Sunday, February 05, 2012

Samaria in a sewage stalemate

SHARON UDASIN The Jerusalem Post

All but one of 22 Palestinian villages refuse connection to sewage line,
Environmental Protection Ministry says.

Swirling in the strikingly green valley below the southern Samaria community
of Nofim is a rambling stream amid grass and trees – filled with dangerous
quantities of sewage.

A subterranean sewage pipe connects to the underbellies of four of the five
surrounding settlements – Nofim, Yakir, Etz Ephraim and Sha’arei Tikva – and
will within a few months also connect to that of Ma’aleh Shomron, bringing
all of the effluent to a treatment facility in Eliyahu. Despite Israeli offers to connect the 22 surrounding Palestinian villages to
the same pipe, all but one of them refused the proposal, Environmental
Protection Ministry and Shomron Regional Council officials explained during
an exclusive tour of the area on Thursday.

Instead, their sewage flows into the aquifer below and ends up directly in
the stream, according to the officials.

“That’s a testament to the fact that we are doing everything we can to
prevent pollution in Judea and Samaria, but nevertheless, the Palestinians
refuse to cooperate,” Environmental Protection Minister Gilad Erdan told The
Jerusalem Post during the tour.

Although planned about 15 years ago, the pipeline was only constructed about
eight years ago, and a decade ago sewage from the settlements as well flowed
directly into the stream, according to Shomron Environmental Association
director Itzik Meir.

Erdan expressed hope that donor countries would agree to only continue
giving the villages financial support if they agree to connect to the sewage
pipeline.
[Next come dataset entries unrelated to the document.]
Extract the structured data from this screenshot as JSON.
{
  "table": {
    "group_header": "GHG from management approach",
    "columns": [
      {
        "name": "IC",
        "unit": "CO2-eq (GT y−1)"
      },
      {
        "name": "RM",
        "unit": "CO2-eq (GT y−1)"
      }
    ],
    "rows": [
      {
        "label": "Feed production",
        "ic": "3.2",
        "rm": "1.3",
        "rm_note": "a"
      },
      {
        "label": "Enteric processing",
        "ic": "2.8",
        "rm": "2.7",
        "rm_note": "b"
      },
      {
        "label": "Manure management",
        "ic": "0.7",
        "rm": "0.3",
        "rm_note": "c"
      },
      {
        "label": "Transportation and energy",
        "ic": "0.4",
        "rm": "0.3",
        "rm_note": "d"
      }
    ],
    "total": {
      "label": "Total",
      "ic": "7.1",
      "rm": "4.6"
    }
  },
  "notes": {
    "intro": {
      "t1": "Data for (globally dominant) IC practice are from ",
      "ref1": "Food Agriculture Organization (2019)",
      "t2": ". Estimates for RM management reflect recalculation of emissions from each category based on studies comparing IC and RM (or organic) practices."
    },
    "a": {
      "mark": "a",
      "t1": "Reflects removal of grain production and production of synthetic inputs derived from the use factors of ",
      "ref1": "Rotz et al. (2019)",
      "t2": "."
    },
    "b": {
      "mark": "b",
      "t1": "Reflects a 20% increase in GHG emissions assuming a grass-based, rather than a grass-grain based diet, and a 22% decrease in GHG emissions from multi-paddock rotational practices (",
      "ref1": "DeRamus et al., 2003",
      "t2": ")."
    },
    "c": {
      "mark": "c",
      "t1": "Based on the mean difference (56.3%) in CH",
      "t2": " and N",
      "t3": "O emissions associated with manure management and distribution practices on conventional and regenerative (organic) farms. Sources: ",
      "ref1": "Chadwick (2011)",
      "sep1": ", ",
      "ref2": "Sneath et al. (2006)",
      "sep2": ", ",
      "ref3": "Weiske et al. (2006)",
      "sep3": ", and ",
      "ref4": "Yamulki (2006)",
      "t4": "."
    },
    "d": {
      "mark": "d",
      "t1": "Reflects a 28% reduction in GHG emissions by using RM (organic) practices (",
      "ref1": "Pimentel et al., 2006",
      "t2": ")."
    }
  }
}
Meanwhile, he also said he hoped that the relationship between the
local Palestinian and Israeli communities would improve, though he certainly
has doubts about this matter.

“Hopefully I will be surprised,” he said.

“It’s important for me to reveal whether they’re making political use of
water,” Erdan said. “Or maybe it’s a problem of misunderstanding – but that
is hard for me to believe.”

Another Environment Ministry official was slightly more optimistic,
explaining that one of the 22 villages had, in fact, recently agreed to hook
up to the sewage pipe, a deal that would be finalized in a few weeks time.
The official said he could not reveal the name of the village at this point.

Yet a third official told the Post he suspected that the local Palestinian
governments were unwilling to connect their villages due to “political
reasons” – simply “because they don’t want to recognize Israel as a presence
in the area.”

The Palestinian Water Authority could not be reached by press time.